“’Tis this way,” the foreman began, as he shifted his pipe to the other side of his mouth. “Yer father has a contract to deliver four million fate of spruce to The Great Northern Star Company in Waterville, on or before the twentieth of nixt May. We got a good crew here an’ kin do the job all right if things go well; but ’tis a man’s size job let me tell ye and if the logs ain’t thar on the dot the contract’s busted.”
“But that’s not what’s worrying you,” Bob declared as Tom paused. “Come out with it. Where’s the fly in the ointment?”
“Sure an’ it’s no fly at all at all: it’s a ghost, that’s what it is,” and Bob’s laugh died on his lips as he noted the serious look on the foreman’s face.

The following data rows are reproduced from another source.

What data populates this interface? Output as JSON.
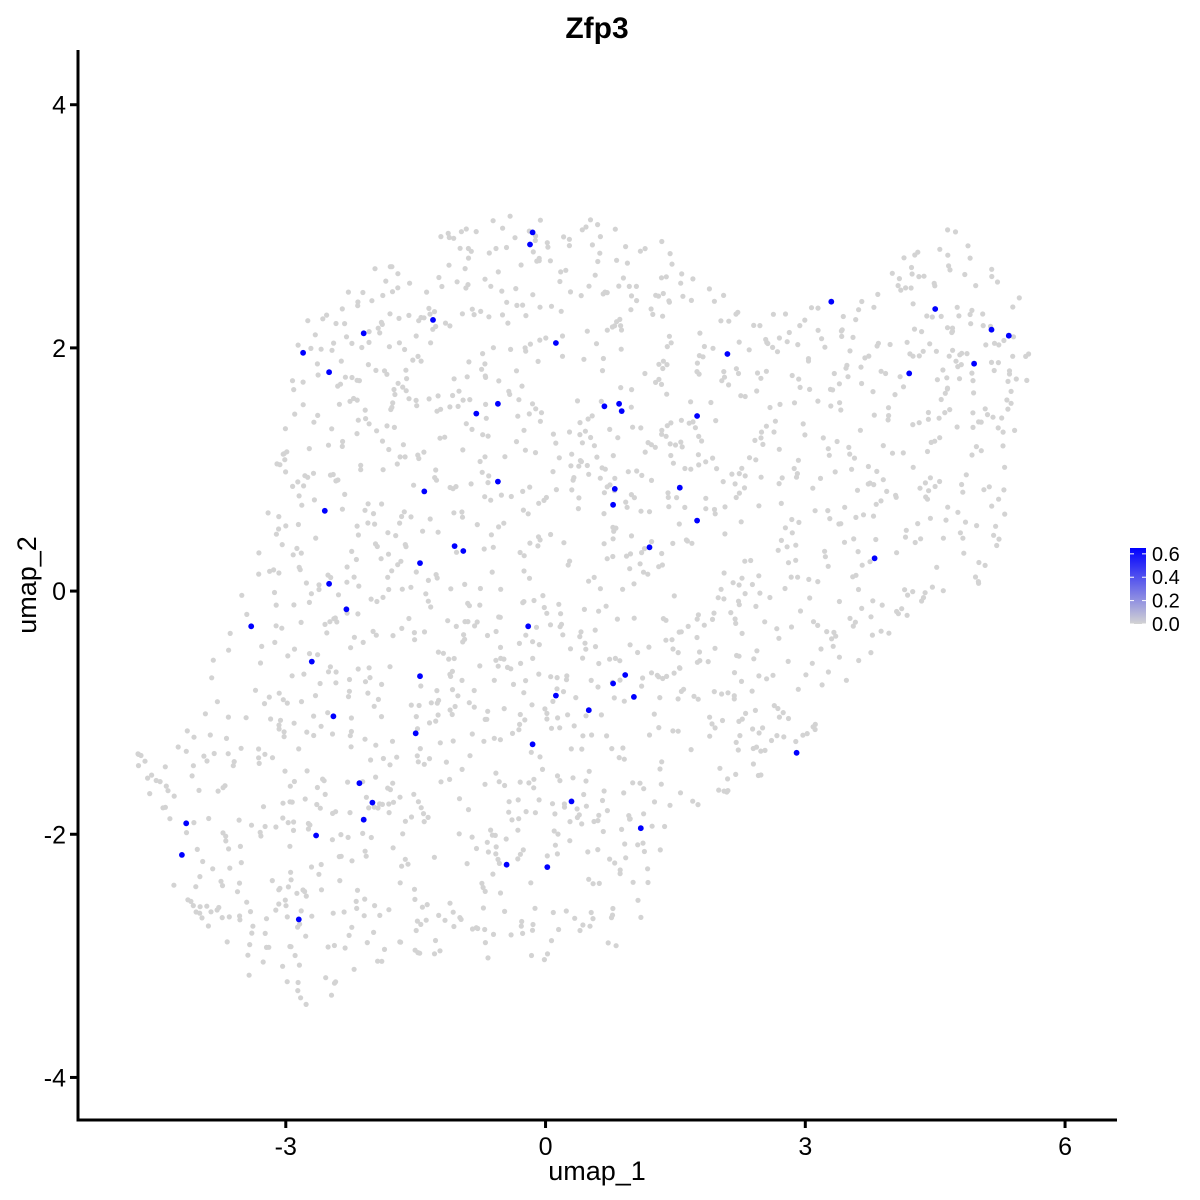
{
  "chart_data": {
    "type": "scatter",
    "title": "Zfp3",
    "xlabel": "umap_1",
    "ylabel": "umap_2",
    "xlim": [
      -5.4,
      6.6
    ],
    "ylim": [
      -4.35,
      4.45
    ],
    "x_ticks": [
      -3,
      0,
      3,
      6
    ],
    "x_tick_labels": [
      "-3",
      "0",
      "3",
      "6"
    ],
    "y_ticks": [
      -4,
      -2,
      0,
      2,
      4
    ],
    "y_tick_labels": [
      "-4",
      "-2",
      "0",
      "2",
      "4"
    ],
    "grid": false,
    "legend": {
      "placement": "right",
      "type": "color-gradient",
      "low_color": "#d3d3d3",
      "high_color": "#0000ff",
      "range": [
        0,
        0.65
      ],
      "ticks": [
        0.0,
        0.2,
        0.4,
        0.6
      ],
      "tick_labels": [
        "0.0",
        "0.2",
        "0.4",
        "0.6"
      ]
    },
    "expressing_color": "#0000ff",
    "background_color": "#d3d3d3",
    "expressing_cells": [
      [
        -0.15,
        2.95
      ],
      [
        -0.18,
        2.85
      ],
      [
        0.12,
        2.04
      ],
      [
        -1.3,
        2.23
      ],
      [
        -2.1,
        2.12
      ],
      [
        -2.8,
        1.96
      ],
      [
        -2.5,
        1.8
      ],
      [
        -0.55,
        1.54
      ],
      [
        -0.8,
        1.46
      ],
      [
        0.68,
        1.52
      ],
      [
        0.85,
        1.54
      ],
      [
        0.88,
        1.48
      ],
      [
        1.75,
        1.44
      ],
      [
        2.1,
        1.95
      ],
      [
        3.3,
        2.38
      ],
      [
        4.5,
        2.32
      ],
      [
        5.15,
        2.15
      ],
      [
        5.35,
        2.1
      ],
      [
        4.95,
        1.87
      ],
      [
        4.2,
        1.79
      ],
      [
        -0.55,
        0.9
      ],
      [
        0.8,
        0.84
      ],
      [
        0.78,
        0.71
      ],
      [
        1.55,
        0.85
      ],
      [
        1.75,
        0.58
      ],
      [
        1.2,
        0.36
      ],
      [
        -1.4,
        0.82
      ],
      [
        -1.05,
        0.37
      ],
      [
        -0.95,
        0.33
      ],
      [
        -1.45,
        0.23
      ],
      [
        -2.55,
        0.66
      ],
      [
        -2.5,
        0.06
      ],
      [
        -2.3,
        -0.15
      ],
      [
        -3.4,
        -0.29
      ],
      [
        -2.7,
        -0.58
      ],
      [
        -2.45,
        -1.03
      ],
      [
        -1.45,
        -0.7
      ],
      [
        -1.5,
        -1.17
      ],
      [
        -0.2,
        -0.29
      ],
      [
        0.12,
        -0.86
      ],
      [
        0.5,
        -0.98
      ],
      [
        0.78,
        -0.76
      ],
      [
        0.92,
        -0.69
      ],
      [
        1.02,
        -0.87
      ],
      [
        -0.15,
        -1.26
      ],
      [
        3.8,
        0.27
      ],
      [
        2.9,
        -1.33
      ],
      [
        0.3,
        -1.73
      ],
      [
        1.1,
        -1.95
      ],
      [
        -2.15,
        -1.58
      ],
      [
        -2.0,
        -1.74
      ],
      [
        -2.1,
        -1.88
      ],
      [
        -2.65,
        -2.01
      ],
      [
        -4.15,
        -1.91
      ],
      [
        -4.2,
        -2.17
      ],
      [
        -0.45,
        -2.25
      ],
      [
        0.02,
        -2.27
      ],
      [
        -2.85,
        -2.7
      ]
    ],
    "background_cell_regions": [
      {
        "polygon": [
          [
            -4.8,
            -1.2
          ],
          [
            -4.5,
            -1.5
          ],
          [
            -4.35,
            -1.35
          ],
          [
            -3.6,
            -0.2
          ],
          [
            -3.35,
            0.4
          ],
          [
            -3.0,
            1.4
          ],
          [
            -2.9,
            2.0
          ],
          [
            -2.7,
            2.35
          ],
          [
            -2.2,
            2.55
          ],
          [
            -1.75,
            2.8
          ],
          [
            -0.8,
            3.05
          ],
          [
            -0.3,
            3.15
          ],
          [
            0.25,
            3.15
          ],
          [
            0.9,
            2.95
          ],
          [
            1.55,
            2.85
          ],
          [
            1.8,
            2.6
          ],
          [
            2.2,
            2.4
          ],
          [
            2.9,
            2.35
          ],
          [
            3.3,
            2.5
          ],
          [
            3.8,
            2.55
          ],
          [
            4.4,
            2.9
          ],
          [
            4.6,
            3.05
          ],
          [
            5.1,
            2.7
          ],
          [
            5.5,
            2.5
          ],
          [
            5.6,
            2.0
          ],
          [
            5.5,
            1.25
          ],
          [
            5.35,
            0.55
          ],
          [
            5.0,
            0.05
          ],
          [
            4.4,
            -0.15
          ],
          [
            4.0,
            -0.35
          ],
          [
            3.55,
            -0.7
          ],
          [
            3.2,
            -1.1
          ],
          [
            2.6,
            -1.5
          ],
          [
            2.2,
            -1.6
          ],
          [
            1.6,
            -1.9
          ],
          [
            1.3,
            -2.2
          ],
          [
            1.1,
            -2.7
          ],
          [
            0.9,
            -2.9
          ],
          [
            0.4,
            -3.0
          ],
          [
            0.1,
            -3.1
          ],
          [
            -0.5,
            -3.05
          ],
          [
            -1.1,
            -3.15
          ],
          [
            -1.45,
            -3.0
          ],
          [
            -1.9,
            -3.1
          ],
          [
            -2.3,
            -3.25
          ],
          [
            -2.6,
            -3.5
          ],
          [
            -3.1,
            -3.3
          ],
          [
            -3.7,
            -3.1
          ],
          [
            -3.9,
            -2.8
          ],
          [
            -4.3,
            -2.5
          ],
          [
            -4.3,
            -2.0
          ],
          [
            -4.5,
            -1.8
          ],
          [
            -4.7,
            -1.5
          ]
        ]
      }
    ]
  }
}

“What do you mean, ghost?” Jack broke in as Tom paused. “There ain’t no such animal,” he laughed.
“Mebbe not: I dunno, but I saw it meself.”
“When was it you saw it?” Bob asked.
“Jest last night right on the edge of the woods out thar.”
“Did anyone else see it?”
“Only old Ike, and I bribed him to kape it to hisself. Of course I spect it’s a trick of Big Ben to scare our men away. He knows how super—super, hang it all, what’s thot word?”
“You mean superstitious,” Bob supplied.